Domestic institutional investors own a 35.56% stake in the company as of March 2024. Some of the top investors include ICICI Prudential Mutual Fund and HDFC Mutual Fund.
Goenka, who is part of the promoter family that holds a 4% stake, is the longest-serving CEO of Zee. In 2019, Goenka was reappointed as the MD and CEO of the entertainment giant, beginning January 2020.
The Securities and Exchange Board of India is investigating Goenka and his father, Subhash Chandra, for allegedly diverting the entertainment company’s funds to promoter-owned firms.

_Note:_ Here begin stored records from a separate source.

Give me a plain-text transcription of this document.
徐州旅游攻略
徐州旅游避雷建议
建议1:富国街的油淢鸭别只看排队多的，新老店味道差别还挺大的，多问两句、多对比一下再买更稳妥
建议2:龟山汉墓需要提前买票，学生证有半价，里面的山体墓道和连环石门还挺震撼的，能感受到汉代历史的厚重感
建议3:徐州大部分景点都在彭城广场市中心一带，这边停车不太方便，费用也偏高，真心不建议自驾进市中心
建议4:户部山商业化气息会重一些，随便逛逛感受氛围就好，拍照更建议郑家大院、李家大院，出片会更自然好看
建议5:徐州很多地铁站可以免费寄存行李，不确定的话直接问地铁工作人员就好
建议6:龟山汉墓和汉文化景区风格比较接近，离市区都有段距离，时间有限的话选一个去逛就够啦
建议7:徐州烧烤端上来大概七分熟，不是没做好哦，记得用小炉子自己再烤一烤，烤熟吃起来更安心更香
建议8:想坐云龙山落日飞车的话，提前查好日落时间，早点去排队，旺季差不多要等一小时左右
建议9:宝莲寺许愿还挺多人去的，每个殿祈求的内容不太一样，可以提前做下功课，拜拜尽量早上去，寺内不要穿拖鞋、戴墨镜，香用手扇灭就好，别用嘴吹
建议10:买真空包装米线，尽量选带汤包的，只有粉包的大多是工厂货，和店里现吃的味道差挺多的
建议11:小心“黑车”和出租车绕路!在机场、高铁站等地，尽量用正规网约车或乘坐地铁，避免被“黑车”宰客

In August 2023, the capital market regulator passed a confirmatory order against Goenka and Chandra, barring them from holding directorships or top managerial roles in Zee.The Securities Appellate Tribunal lifted Sebi’s ban order against Goenka in October last year while allowing the regulator to continue its probe against the Zee promoters.The Sebi investigation against Goenka was a key reason for the failure of the merger deal between Zee and Sony Pictures Networks India. Sony was averse to having him as the CEO of the proposed merged entity and instead wanted its executive, NP Singh, to lead it.

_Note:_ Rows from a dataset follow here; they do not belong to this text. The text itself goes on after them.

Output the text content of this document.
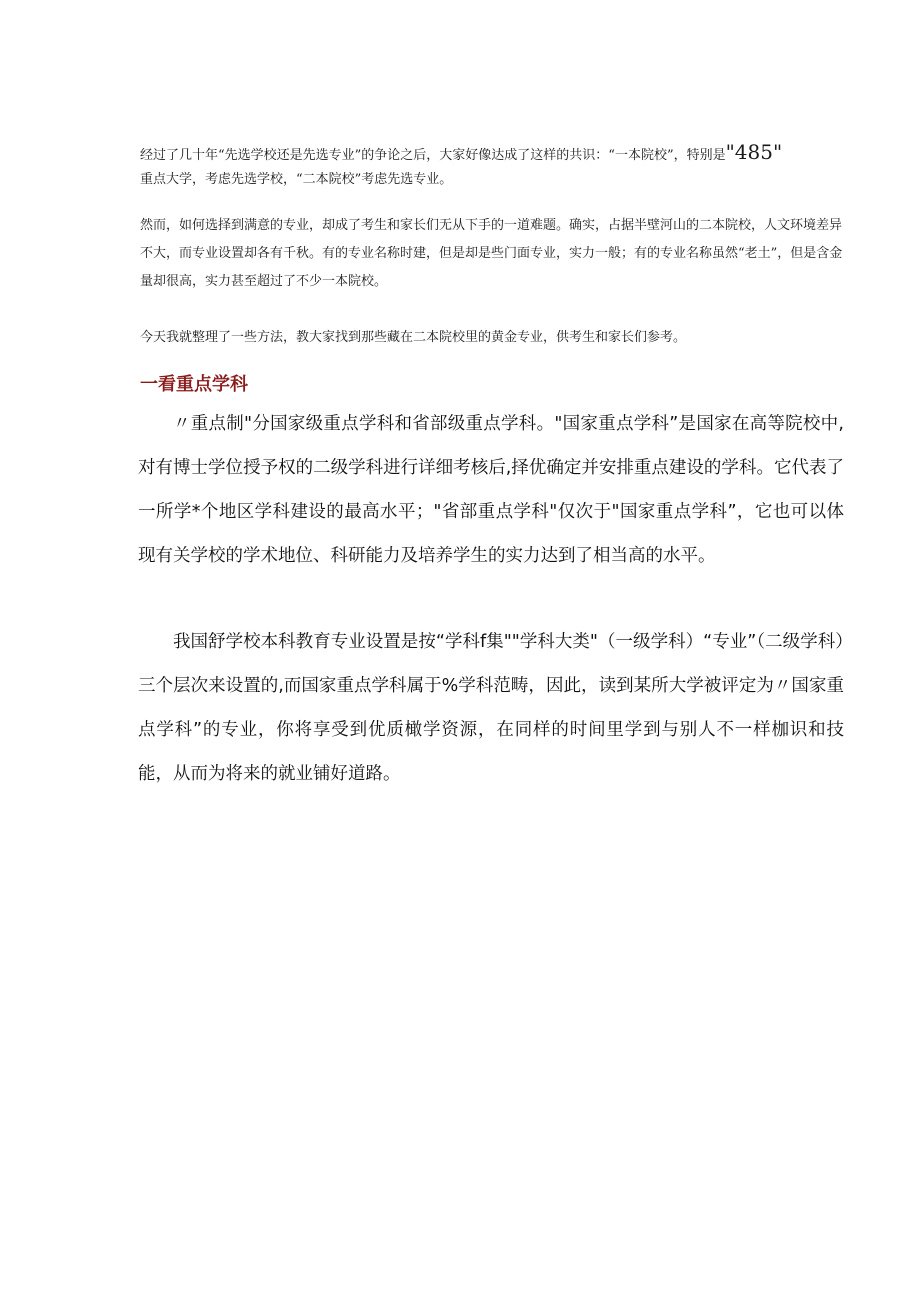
经过了几十年“先选学校还是先选专业”的争论之后，大家好像达成了这样的共识：“一本院校”，特别是"485"
重点大学，考虑先选学校，“二本院校”考虑先选专业。

然而，如何选择到满意的专业，却成了考生和家长们无从下手的一道难题。确实，占据半壁河山的二本院校，人文环境差异不大，而专业设置却各有千秋。有的专业名称时建，但是却是些门面专业，实力一般；有的专业名称虽然“老土”，但是含金量却很高，实力甚至超过了不少一本院校。

今天我就整理了一些方法，教大家找到那些藏在二本院校里的黄金专业，供考生和家长们参考。

一看重点学科

〃重点制"分国家级重点学科和省部级重点学科。"国家重点学科”是国家在高等院校中,对有博士学位授予权的二级学科进行详细考核后,择优确定并安排重点建设的学科。它代表了一所学*个地区学科建设的最高水平；"省部重点学科"仅次于"国家重点学科”，它也可以体现有关学校的学术地位、科研能力及培养学生的实力达到了相当高的水平。

我国舒学校本科教育专业设置是按“学科f集""学科大类"（一级学科）“专业”（二级学科）三个层次来设置的,而国家重点学科属于%学科范畴，因此，读到某所大学被评定为〃国家重点学科”的专业，你将享受到优质橄学资源，在同样的时间里学到与别人不一样枷识和技能，从而为将来的就业铺好道路。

Sony terminated its merger agreement with Zee in January this year. Recently, Zee also withdrew its application from the National Company Law Tribunal that sought the implementation of the merger agreement.
“This decision (withdrawing the petition) will enable the company to sharply focus on growth and strategic opportunities in order to generate higher value for all shareholders,” Goenka said, adding that the company will continue to contest Sony’s $90 million termination fee demand before the Singapore International Arbitration Centre.
Goenka said his single-minded focus is to ensure that the company achieves its 18-20% Ebitda target by FY26. Zee has terminated 15% of the staff and cut down investments in the technology centre and content, as part of efforts to reduce cost.
“We have been implementing a series of steps since the latter half of the quarter, the results of which will reflect on the bottom line in the financial year 2025,” Goenka said.